I suspect most novelists feel that way: It's much more fun to look for fingerprints in someone else's story than in your own. Maybe that's because you've spent the vast majority of your time sweating the line-by-line details, which is where a story lives or fails to live. And if you believe, as I do, that a long story like a novel is a braid of many threads of concern (recurring images, words, sounds, ideas, literary references), then the idea of a "plot" starts to have less meaning anyway, at least as something that can be borrowed. To me, plot is a sequence of turning points in a story. That's it, and it's not much. So though there may be a set of basic plots that we all recycle (and I'm not totally convinced of that) all the real substance of a novel comes from elsewhere. In The Story of Edgar Sawtelle there are lots of private references to things that matter only to me, or that only a few people in the world would recognize, but they are almost as important as any literary reference. Here's an example: Many people have suggested that the name “Forte” was an allusion to the character Fortinbras in Hamlet. The first time someone mentioned that to me, my jaw dropped. I saw the connection, but in fact "Forte" was in my mind only (as far as I know) because it was an inside reference to a great big dog that we had on the kennel when I was a kid, the center of a number of memorable incidents. Readers aren't intended to know that, and it doesn't matter if they do or don't—though my family might recognize "Forte" and know some personal history applies. It's just one of the little buried secrets that made the writing, and the name, meaningful to me.
Finally, there's another dynamic at work in the writing of a novel, something that might sound esoteric, but it's really the meat and potatoes of the experience. This has to do with drafting and revision. A novel is complex thing, organically designed, and it turns on details that have a surprisingly large effect on the final result. No matter what one's intentions when setting out, once a novel begins to take shape, it's going to assert its own agenda. I'm not talking about individual characters “taking over” or any such thing, which is a misstatement about how writing works. What I mean is that apparently insignificant details accumulate and repeat. No master plan involved, that's just the way things come out.
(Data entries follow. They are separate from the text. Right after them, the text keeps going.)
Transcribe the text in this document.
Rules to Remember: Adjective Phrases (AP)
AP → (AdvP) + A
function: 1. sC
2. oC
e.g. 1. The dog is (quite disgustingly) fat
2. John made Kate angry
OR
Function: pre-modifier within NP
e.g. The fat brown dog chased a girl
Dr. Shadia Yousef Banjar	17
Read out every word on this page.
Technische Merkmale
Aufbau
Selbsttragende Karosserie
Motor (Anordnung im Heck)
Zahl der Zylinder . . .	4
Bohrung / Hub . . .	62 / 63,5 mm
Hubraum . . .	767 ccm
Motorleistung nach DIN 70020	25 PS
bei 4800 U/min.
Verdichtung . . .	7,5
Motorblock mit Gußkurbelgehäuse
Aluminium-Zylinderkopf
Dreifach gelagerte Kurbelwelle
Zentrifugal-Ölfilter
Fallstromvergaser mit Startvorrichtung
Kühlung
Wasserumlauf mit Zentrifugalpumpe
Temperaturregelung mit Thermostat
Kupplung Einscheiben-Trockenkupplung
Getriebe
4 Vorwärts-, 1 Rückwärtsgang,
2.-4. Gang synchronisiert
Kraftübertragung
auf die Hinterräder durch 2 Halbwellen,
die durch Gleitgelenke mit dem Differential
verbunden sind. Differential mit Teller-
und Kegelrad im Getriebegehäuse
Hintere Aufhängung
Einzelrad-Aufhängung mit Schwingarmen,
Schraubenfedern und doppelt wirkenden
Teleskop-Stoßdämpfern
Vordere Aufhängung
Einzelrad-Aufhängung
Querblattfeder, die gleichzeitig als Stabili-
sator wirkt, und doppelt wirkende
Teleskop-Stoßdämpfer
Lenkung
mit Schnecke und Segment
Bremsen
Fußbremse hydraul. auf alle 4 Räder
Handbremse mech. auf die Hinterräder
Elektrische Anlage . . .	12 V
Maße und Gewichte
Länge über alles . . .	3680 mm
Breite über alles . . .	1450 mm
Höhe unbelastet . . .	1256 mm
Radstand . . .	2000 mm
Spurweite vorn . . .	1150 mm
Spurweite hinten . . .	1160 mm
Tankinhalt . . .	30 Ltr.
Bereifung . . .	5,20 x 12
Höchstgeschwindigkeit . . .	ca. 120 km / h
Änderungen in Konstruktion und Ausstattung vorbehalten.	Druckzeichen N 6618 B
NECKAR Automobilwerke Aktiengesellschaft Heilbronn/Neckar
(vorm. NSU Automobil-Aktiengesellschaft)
In revision, you realize that the story isn't just about, say, skydiving, which was the surface subject matter. You've also kept returning to moments in which people take emotional risks of one kind or another. Or find themselves unable to trust someone or something. Or simply fall, physically fall, through space. In the revision process, you notice this, you revise to jigger these ideas into a more potent configuration, to play them off one another.
Over the course of an entire novel, that kind of thing happens many times, and it is far and away more important than any predetermined literary heritage. Or rather, I should say that this is how the “conscious heightening” that you asked about happens, and it is the same whether it involves another well-known story or a less remarkable set of details. In the end, the primary influence on any story is that very story, when it is half-made.